# Goats and their Christmas tree



## LuvmyGoaties (Mar 9, 2010)

Christmas tree - $19









Treats For Decorations - $15









Goats Enjoying their own decorated Christmas tree - PRICELESS. 
LOL    




































Jen


----------



## DavyHollow (Jul 14, 2011)

Great idea! Loving that!

They look so happy!


----------



## liz (Oct 5, 2007)

I love it! Good to see that they are enjoying the Holidays too


----------



## BinderRidgeFarm (Jun 24, 2011)

That is so cool! I am sure the goaties are enjoying their holiday gift :laugh:


----------



## milk and honey (Oct 31, 2010)

Very cool !!!


----------



## Sunny Daze (May 18, 2010)

What a fun idea! They seem to be enjoying it!


----------



## Charlene (Nov 9, 2011)

:slapfloor: OMG the apple on top just cracked me up!!!

now i feel bad...all i did was bring a tree home and toss it out to them. next year, i am gonna decorate it for them! LOL


----------



## toth boer goats (Jul 20, 2008)

Great idea...I love it....Happy Goats for sure....... :thumb: :hi5:


----------



## RMADairyGoats (Jun 20, 2011)

I LOVE THAT!!! :laugh: Great idea!


----------



## Red Mare (Aug 17, 2011)

What a cute idea!
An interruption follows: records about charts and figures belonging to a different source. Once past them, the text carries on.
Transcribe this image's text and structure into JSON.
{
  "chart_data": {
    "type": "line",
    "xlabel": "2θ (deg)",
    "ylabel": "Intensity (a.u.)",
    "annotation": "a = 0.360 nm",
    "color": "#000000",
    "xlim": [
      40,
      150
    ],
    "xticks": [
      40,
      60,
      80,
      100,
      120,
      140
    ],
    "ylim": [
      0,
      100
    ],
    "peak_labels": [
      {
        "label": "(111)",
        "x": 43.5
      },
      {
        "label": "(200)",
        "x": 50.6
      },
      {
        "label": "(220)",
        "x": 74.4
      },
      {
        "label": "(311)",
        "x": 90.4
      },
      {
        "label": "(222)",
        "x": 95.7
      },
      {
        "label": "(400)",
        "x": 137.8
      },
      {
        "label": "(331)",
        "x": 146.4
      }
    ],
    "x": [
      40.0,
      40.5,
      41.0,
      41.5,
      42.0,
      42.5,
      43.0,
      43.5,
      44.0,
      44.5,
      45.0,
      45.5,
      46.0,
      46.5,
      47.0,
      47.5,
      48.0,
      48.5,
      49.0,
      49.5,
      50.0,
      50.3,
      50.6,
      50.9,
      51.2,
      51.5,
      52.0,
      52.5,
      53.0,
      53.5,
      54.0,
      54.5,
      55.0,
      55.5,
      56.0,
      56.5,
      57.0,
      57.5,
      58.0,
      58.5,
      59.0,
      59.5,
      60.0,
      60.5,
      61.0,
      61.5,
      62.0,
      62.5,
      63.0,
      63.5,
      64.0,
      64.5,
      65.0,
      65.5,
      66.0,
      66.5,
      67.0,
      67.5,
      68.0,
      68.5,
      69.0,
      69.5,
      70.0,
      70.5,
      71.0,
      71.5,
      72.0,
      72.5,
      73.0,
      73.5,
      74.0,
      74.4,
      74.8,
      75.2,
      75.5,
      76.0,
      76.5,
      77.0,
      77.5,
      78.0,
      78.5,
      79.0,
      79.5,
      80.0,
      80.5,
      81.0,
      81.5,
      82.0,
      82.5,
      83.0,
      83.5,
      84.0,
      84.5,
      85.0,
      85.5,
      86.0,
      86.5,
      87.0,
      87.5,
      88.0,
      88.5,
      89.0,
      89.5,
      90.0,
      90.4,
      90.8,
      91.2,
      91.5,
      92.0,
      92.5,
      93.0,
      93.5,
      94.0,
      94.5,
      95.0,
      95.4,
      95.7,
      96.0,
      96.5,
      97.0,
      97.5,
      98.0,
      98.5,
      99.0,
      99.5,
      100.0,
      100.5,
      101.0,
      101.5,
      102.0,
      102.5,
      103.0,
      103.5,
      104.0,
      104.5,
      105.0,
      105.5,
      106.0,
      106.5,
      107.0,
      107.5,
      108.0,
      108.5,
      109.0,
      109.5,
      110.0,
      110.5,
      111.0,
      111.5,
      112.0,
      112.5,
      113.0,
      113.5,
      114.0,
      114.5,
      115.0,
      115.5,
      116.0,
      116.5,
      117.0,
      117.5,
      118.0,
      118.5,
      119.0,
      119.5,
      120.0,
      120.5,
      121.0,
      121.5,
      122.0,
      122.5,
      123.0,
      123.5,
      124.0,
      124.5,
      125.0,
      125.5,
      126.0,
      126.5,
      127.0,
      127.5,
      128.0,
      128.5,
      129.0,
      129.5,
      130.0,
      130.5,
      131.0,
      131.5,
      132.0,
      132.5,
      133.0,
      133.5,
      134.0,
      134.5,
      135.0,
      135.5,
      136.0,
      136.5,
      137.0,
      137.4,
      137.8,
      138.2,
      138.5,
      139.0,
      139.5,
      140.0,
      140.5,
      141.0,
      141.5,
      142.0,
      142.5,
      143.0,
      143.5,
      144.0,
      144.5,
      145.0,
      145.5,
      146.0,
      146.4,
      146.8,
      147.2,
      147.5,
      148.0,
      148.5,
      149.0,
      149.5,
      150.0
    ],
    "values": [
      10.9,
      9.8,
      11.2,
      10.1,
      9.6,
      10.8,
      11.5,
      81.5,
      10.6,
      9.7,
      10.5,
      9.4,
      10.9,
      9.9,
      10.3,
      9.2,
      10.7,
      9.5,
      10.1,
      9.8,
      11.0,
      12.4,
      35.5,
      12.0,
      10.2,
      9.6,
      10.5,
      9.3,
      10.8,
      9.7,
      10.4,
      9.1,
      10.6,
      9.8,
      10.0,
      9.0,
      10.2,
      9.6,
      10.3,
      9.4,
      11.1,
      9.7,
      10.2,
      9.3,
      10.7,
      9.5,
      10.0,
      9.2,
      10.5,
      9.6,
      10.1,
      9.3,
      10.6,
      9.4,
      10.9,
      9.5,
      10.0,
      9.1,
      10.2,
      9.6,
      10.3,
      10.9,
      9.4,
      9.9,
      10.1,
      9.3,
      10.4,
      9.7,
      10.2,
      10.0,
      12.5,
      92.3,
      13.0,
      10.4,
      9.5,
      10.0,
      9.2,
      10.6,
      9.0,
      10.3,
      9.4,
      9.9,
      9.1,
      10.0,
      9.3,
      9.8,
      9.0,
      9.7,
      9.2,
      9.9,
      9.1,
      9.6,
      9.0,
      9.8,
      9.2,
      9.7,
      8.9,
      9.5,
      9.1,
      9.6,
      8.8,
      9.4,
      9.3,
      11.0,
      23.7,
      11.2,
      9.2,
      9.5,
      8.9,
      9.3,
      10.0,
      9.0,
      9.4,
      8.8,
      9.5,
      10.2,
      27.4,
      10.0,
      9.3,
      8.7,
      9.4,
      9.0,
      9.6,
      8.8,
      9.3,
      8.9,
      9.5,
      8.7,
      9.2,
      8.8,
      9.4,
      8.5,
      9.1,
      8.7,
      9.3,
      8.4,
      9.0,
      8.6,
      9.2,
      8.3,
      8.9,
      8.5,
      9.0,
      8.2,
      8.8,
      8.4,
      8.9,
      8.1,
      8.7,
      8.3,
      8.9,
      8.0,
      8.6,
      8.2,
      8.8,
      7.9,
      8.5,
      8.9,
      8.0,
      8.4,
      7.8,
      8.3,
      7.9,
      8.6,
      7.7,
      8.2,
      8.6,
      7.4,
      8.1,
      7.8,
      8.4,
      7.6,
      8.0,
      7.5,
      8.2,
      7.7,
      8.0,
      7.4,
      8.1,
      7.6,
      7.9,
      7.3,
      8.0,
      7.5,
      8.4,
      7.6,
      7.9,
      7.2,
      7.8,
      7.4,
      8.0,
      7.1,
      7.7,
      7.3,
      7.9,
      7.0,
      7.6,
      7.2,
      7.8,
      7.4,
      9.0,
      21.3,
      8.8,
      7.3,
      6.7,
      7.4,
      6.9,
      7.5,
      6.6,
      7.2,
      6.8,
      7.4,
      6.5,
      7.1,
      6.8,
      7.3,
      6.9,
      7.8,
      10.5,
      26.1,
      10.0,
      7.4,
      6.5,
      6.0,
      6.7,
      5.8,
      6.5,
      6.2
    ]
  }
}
I love it!


----------



## Bit of Everything (Jan 28, 2011)

My goats are so under loved they didn't get a tree for Christmas.


----------



## Itchysmom (Apr 3, 2010)

I was just gonna give then the tree...now I am gonna havta decorate for them !


----------



## LuvmyGoaties (Mar 9, 2010)

The treats were cut up apples, raisons, dried cranberries and animal crackers all stuck on with Peanut Butter and mollases. Now the goats are a sticky mess :roll: LOL. But they loved it. I will have to do it again next year. 

Jen


----------



## ksalvagno (Oct 6, 2009)

That is great! Neat idea!


----------